Re:The Constitutional Right to Competitive Advanta (1)

tibit (1762298) | more than 3 years ago | (#36160178)

It's not that Amazon pays the taxes. The customer is supposed to, per each State's law. Purchases you do online from an out-of-state vendor, should be reported on your state tax forms, and you get a tax obligation on them.

I don't understand (1)

Rie Beam (632299) | more than 3 years ago | (#36160048)

' “We’re no different from other big chains of retailers,” Bezos said. “They don’t collect sales taxes in states where they don’t have [employees], either.” '

They also don't sell merchandise in those states to consumers.

I do sympathize somewhat -- it seems like a bit of a burden to any online retailer to have to log and track sales tax for every single state in the United States in order to do business online. However, simply selling your product directly to consumers also shouldn't exempt you from having to pay sales taxes, either. I feel like there should just be a separate tax pool for online sales, essentially creating an imaginary taxed "online" state, the funds of which could then be proportioned to the various states on a per-state percentage.

Or perhaps we could drop sales taxes in general and just submit to a higher tax rate in this country. No, that'd be silly...

RTFA People! (0)

Anonymous Coward | more than 3 years ago | (#36160098)

Amazon is not asking to be treated any differently than other mail-order type companies. Some states who are dealing with budget issues are looking for ways to generate additional revenue and are trying to force Amazon to collect state sales tax even when Amazon doesn't have a presence in the state.

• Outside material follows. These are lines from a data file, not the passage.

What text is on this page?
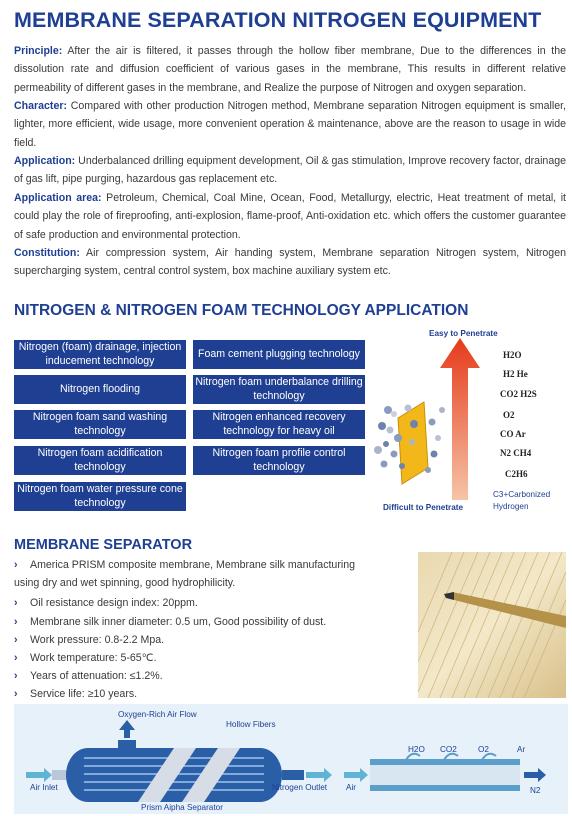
MEMBRANE SEPARATION NITROGEN EQUIPMENT
Principle: After the air is filtered, it passes through the hollow fiber membrane, Due to the differences in the dissolution rate and diffusion coefficient of various gases in the membrane, This results in different relative permeability of different gases in the membrane, and Realize the purpose of Nitrogen and oxygen separation.
Character: Compared with other production Nitrogen method, Membrane separation Nitrogen equipment is smaller, lighter, more efficient, wide usage, more convenient operation & maintenance, above are the reason to usage in wide field.
Application: Underbalanced drilling equipment development, Oil & gas stimulation, Improve recovery factor, drainage of gas lift, pipe purging, hazardous gas replacement etc.
Application area: Petroleum, Chemical, Coal Mine, Ocean, Food, Metallurgy, electric, Heat treatment of metal, it could play the role of fireproofing, anti-explosion, flame-proof, Anti-oxidation etc. which offers the customer guarantee of safe production and environmental protection.
Constitution: Air compression system, Air handing system, Membrane separation Nitrogen system, Nitrogen supercharging system, central control system, box machine auxiliary system etc.
NITROGEN & NITROGEN FOAM TECHNOLOGY APPLICATION
Nitrogen (foam) drainage, injection inducement technology
Foam cement plugging technology
Nitrogen flooding
Nitrogen foam underbalance drilling technology
Nitrogen foam sand washing technology
Nitrogen enhanced recovery technology for heavy oil
Nitrogen foam acidification technology
Nitrogen foam profile control technology
Nitrogen foam water pressure cone technology
Easy to Penetrate
H2O
H2 He
CO2 H2S
O2
CO Ar
N2 CH4
C2H6
Difficult to Penetrate
C3+Carbonized
Hydrogen
MEMBRANE SEPARATOR
› America PRISM composite membrane, Membrane silk manufacturing
using dry and wet spinning, good hydrophilicity.
› Oil resistance design index: 20ppm.
› Membrane silk inner diameter: 0.5 um, Good possibility of dust.
› Work pressure: 0.8-2.2 Mpa.
› Work temperature: 5-65℃.
› Years of attenuation: ≤1.2%.
› Service life: ≥10 years.
Oxygen-Rich Air Flow
Hollow Fibers
Air Inlet	Nitrogen Outlet Air
Prism Aipha Separator
H2O CO2	O2	Ar
N2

Expecting web sites to keep track of local tax codes isn't realistic. In Nebraska, where I live, we are supposed to self-report these purchases and pay taxes on them although virtually no one does. If the states want to tax online purchases, they are going to either pass something at the federal level or try and get Amazon to report all purchases to the state and then send a bill to the individual taxpayer. States won't do this, because it shifts the burden from the retailer to the state (which is where it belongs, IMO.)

Bezos needs to grow up (1)

tchdab1 (164848) | more than 3 years ago | (#36160108)

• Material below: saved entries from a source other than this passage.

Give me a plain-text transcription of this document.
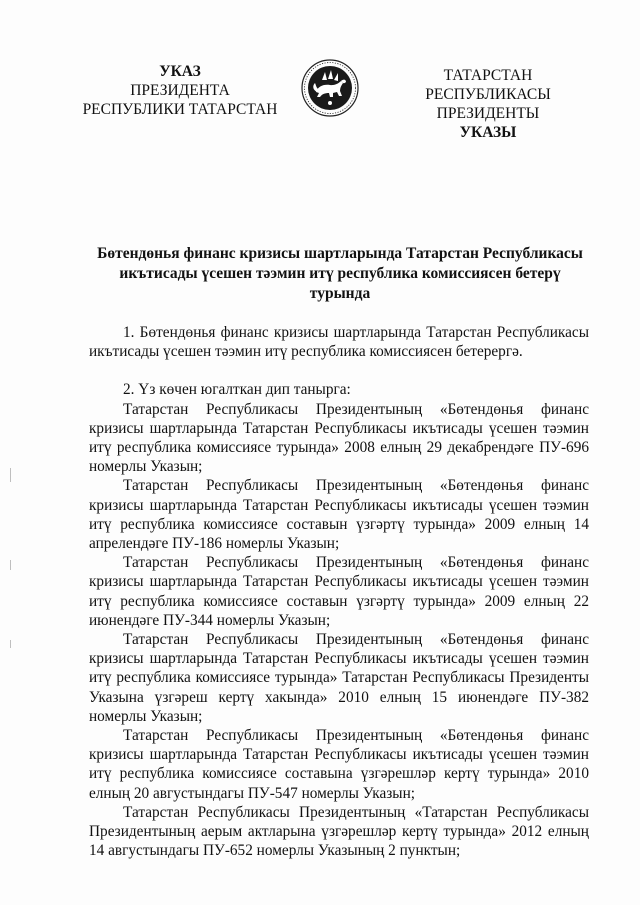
УКАЗ
ПРЕЗИДЕНТА
РЕСПУБЛИКИ ТАТАРСТАН
ТАТАРСТАН РЕСПУБЛИКАСЫ
ПРЕЗИДЕНТЫ
УКАЗЫ
Бөтендөнья финанс кризисы шартларында Татарстан Республикасы
икътисады үсешен тәэмин итү республика комиссиясен бетерү турында

1. Бөтендөнья финанс кризисы шартларында Татарстан Республикасы икътисады үсешен тәэмин итү республика комиссиясен бетерергә.

2. Үз көчен югалткан дип танырга:

Татарстан Республикасы Президентының «Бөтендөнья финанс кризисы шартларында Татарстан Республикасы икътисады үсешен тәэмин итү республика комиссиясе турында» 2008 елның 29 декабрендәге ПУ-696 номерлы Указын;

Татарстан Республикасы Президентының «Бөтендөнья финанс кризисы шартларында Татарстан Республикасы икътисады үсешен тәэмин итү республика комиссиясе составын үзгәртү турында» 2009 елның 14 апрелендәге ПУ-186 номерлы Указын;

Татарстан Республикасы Президентының «Бөтендөнья финанс кризисы шартларында Татарстан Республикасы икътисады үсешен тәэмин итү республика комиссиясе составын үзгәртү турында» 2009 елның 22 июнендәге ПУ-344 номерлы Указын;

Татарстан Республикасы Президентының «Бөтендөнья финанс кризисы шартларында Татарстан Республикасы икътисады үсешен тәэмин итү республика комиссиясе турында» Татарстан Республикасы Президенты Указына үзгәреш кертү хакында» 2010 елның 15 июнендәге ПУ-382 номерлы Указын;

Татарстан Республикасы Президентының «Бөтендөнья финанс кризисы шартларында Татарстан Республикасы икътисады үсешен тәэмин итү республика комиссиясе составына үзгәрешләр кертү турында» 2010 елның 20 августындагы ПУ-547 номерлы Указын;

Татарстан Республикасы Президентының «Татарстан Республикасы Президентының аерым актларына үзгәрешләр кертү турында» 2012 елның 14 августындагы ПУ-652 номерлы Указының 2 пунктын;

How about an internet surtax of, say, 5% on top of any state tax? Or a flat internet tax of 15%?
It's past time that internet businesses need government handouts to survive, especially Amazon. And we who are watching teachers, nurses, fire and police - or other vital local services - being laid off or threatening to stop pensions because tax revenues are falling are demanding that businesses who don't need subsidies not get subsidies.
Congress can slap on whatever taxes it feels is appropriate.
And internet businesses like Amazon that contribute nothing directly to local economies (unlike bricks and mortar retail houses) might need extra tax to exist globally but operate locally.

First post! (0)

Anonymous Coward | more than 3 years ago | (#36160134)

First post! This is supposed to be the first post an hour ago, but stupid lame slashdot system didn't allow me to post! So, first post!

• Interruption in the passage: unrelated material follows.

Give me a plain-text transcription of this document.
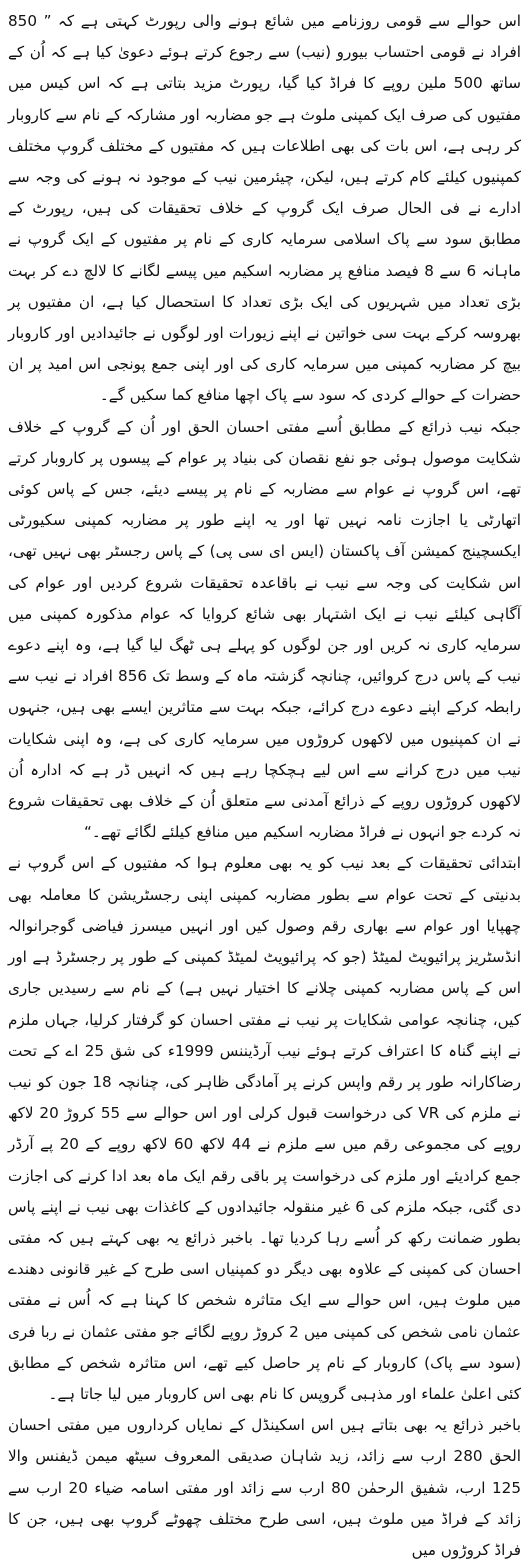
اس حوالے سے قومی روزنامے میں شائع ہونے والی رپورٹ کہتی ہے کہ ” 850 افراد نے قومی احتساب بیورو (نیب) سے رجوع کرتے ہوئے دعویٰ کیا ہے کہ اُن کے ساتھ 500 ملین روپے کا فراڈ کیا گیا، رپورٹ مزید بتاتی ہے کہ اس کیس میں مفتیوں کی صرف ایک کمپنی ملوث ہے جو مضاربہ اور مشارکہ کے نام سے کاروبار کر رہی ہے، اس بات کی بھی اطلاعات ہیں کہ مفتیوں کے مختلف گروپ مختلف کمپنیوں کیلئے کام کرتے ہیں، لیکن، چیئرمین نیب کے موجود نہ ہونے کی وجہ سے ادارے نے فی الحال صرف ایک گروپ کے خلاف تحقیقات کی ہیں، رپورٹ کے مطابق سود سے پاک اسلامی سرمایہ کاری کے نام پر مفتیوں کے ایک گروپ نے ماہانہ 6 سے 8 فیصد منافع پر مضاربہ اسکیم میں پیسے لگانے کا لالچ دے کر بہت بڑی تعداد میں شہریوں کی ایک بڑی تعداد کا استحصال کیا ہے، ان مفتیوں پر بھروسہ کرکے بہت سی خواتین نے اپنے زیورات اور لوگوں نے جائیدادیں اور کاروبار بیچ کر مضاربہ کمپنی میں سرمایہ کاری کی اور اپنی جمع پونجی اس امید پر ان حضرات کے حوالے کردی کہ سود سے پاک اچھا منافع کما سکیں گے۔

جبکہ نیب ذرائع کے مطابق اُسے مفتی احسان الحق اور اُن کے گروپ کے خلاف شکایت موصول ہوئی جو نفع نقصان کی بنیاد پر عوام کے پیسوں پر کاروبار کرتے تھے، اس گروپ نے عوام سے مضاربہ کے نام پر پیسے دیئے، جس کے پاس کوئی اتھارٹی یا اجازت نامہ نہیں تھا اور یہ اپنے طور پر مضاربہ کمپنی سکیورٹی ایکسچینج کمیشن آف پاکستان (ایس ای سی پی) کے پاس رجسٹر بھی نہیں تھی، اس شکایت کی وجہ سے نیب نے باقاعدہ تحقیقات شروع کردیں اور عوام کی آگاہی کیلئے نیب نے ایک اشتہار بھی شائع کروایا کہ عوام مذکورہ کمپنی میں سرمایہ کاری نہ کریں اور جن لوگوں کو پہلے ہی ٹھگ لیا گیا ہے، وہ اپنے دعوے نیب کے پاس درج کروائیں، چنانچہ گزشتہ ماہ کے وسط تک 856 افراد نے نیب سے رابطہ کرکے اپنے دعوے درج کرائے، جبکہ بہت سے متاثرین ایسے بھی ہیں، جنہوں نے ان کمپنیوں میں لاکھوں کروڑوں میں سرمایہ کاری کی ہے، وہ اپنی شکایات نیب میں درج کرانے سے اس لیے ہچکچا رہے ہیں کہ انہیں ڈر ہے کہ ادارہ اُن لاکھوں کروڑوں روپے کے ذرائع آمدنی سے متعلق اُن کے خلاف بھی تحقیقات شروع نہ کردے جو انہوں نے فراڈ مضاربہ اسکیم میں منافع کیلئے لگائے تھے۔“

ابتدائی تحقیقات کے بعد نیب کو یہ بھی معلوم ہوا کہ مفتیوں کے اس گروپ نے بدنیتی کے تحت عوام سے بطور مضاربہ کمپنی اپنی رجسٹریشن کا معاملہ بھی چھپایا اور عوام سے بھاری رقم وصول کیں اور انہیں میسرز فیاضی گوجرانوالہ انڈسٹریز پرائیویٹ لمیٹڈ (جو کہ پرائیویٹ لمیٹڈ کمپنی کے طور پر رجسٹرڈ ہے اور اس کے پاس مضاربہ کمپنی چلانے کا اختیار نہیں ہے) کے نام سے رسیدیں جاری کیں، چنانچہ عوامی شکایات پر نیب نے مفتی احسان کو گرفتار کرلیا، جہاں ملزم نے اپنے گناہ کا اعتراف کرتے ہوئے نیب آرڈیننس 1999ء کی شق 25 اے کے تحت رضاکارانہ طور پر رقم واپس کرنے پر آمادگی ظاہر کی، چنانچہ 18 جون کو نیب نے ملزم کی VR کی درخواست قبول کرلی اور اس حوالے سے 55 کروڑ 20 لاکھ روپے کی مجموعی رقم میں سے ملزم نے 44 لاکھ 60 لاکھ روپے کے 20 پے آرڈر جمع کرادیئے اور ملزم کی درخواست پر باقی رقم ایک ماہ بعد ادا کرنے کی اجازت دی گئی، جبکہ ملزم کی 6 غیر منقولہ جائیدادوں کے کاغذات بھی نیب نے اپنے پاس بطور ضمانت رکھ کر اُسے رہا کردیا تھا۔ باخبر ذرائع یہ بھی کہتے ہیں کہ مفتی احسان کی کمپنی کے علاوہ بھی دیگر دو کمپنیاں اسی طرح کے غیر قانونی دھندے میں ملوث ہیں، اس حوالے سے ایک متاثرہ شخص کا کہنا ہے کہ اُس نے مفتی عثمان نامی شخص کی کمپنی میں 2 کروڑ روپے لگائے جو مفتی عثمان نے ربا فری (سود سے پاک) کاروبار کے نام پر حاصل کیے تھے، اس متاثرہ شخص کے مطابق کئی اعلیٰ علماء اور مذہبی گروپس کا نام بھی اس کاروبار میں لیا جاتا ہے۔

باخبر ذرائع یہ بھی بتاتے ہیں اس اسکینڈل کے نمایاں کرداروں میں مفتی احسان الحق 280 ارب سے زائد، زید شاہان صدیقی المعروف سیٹھ میمن ڈیفنس والا 125 ارب، شفیق الرحمٰن 80 ارب سے زائد اور مفتی اسامہ ضیاء 20 ارب سے زائد کے فراڈ میں ملوث ہیں، اسی طرح مختلف چھوٹے گروپ بھی ہیں، جن کا فراڈ کروڑوں میں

Job 1 steal. 2 raise money to steal. (0)

Anonymous Coward | more than 3 years ago | (#36160200)

State Politicians have robbed and stolen all the money they could, now they need amazon to collect some money so they can rob and steal that.

Interpretation (1)

Rie Beam (632299) | more than 3 years ago | (#36160202)

http://en.wikipedia.org/wiki/Complete_Auto_Transit,_Inc._v._Brady [wikipedia.org]

Two questions:
1) Does the use of outside businesses for shipping constitute nexus on the part of Amazon? Probably not.
2) Although Amazon forwards packages to these states, are they using any public services in said states outside of the shipping company? Not really.

Truth be told, I think he's got a point under the current law. Simply sending a lot of packages to a place doesn't constitute owing that place a tax, at least on the part of Amazon.

I think there is some murky ground when it comes to what the customer should or shouldn't be responsible for in terms of taxation, but I don't feel it is Amazon's responsibility to collect this tax by force.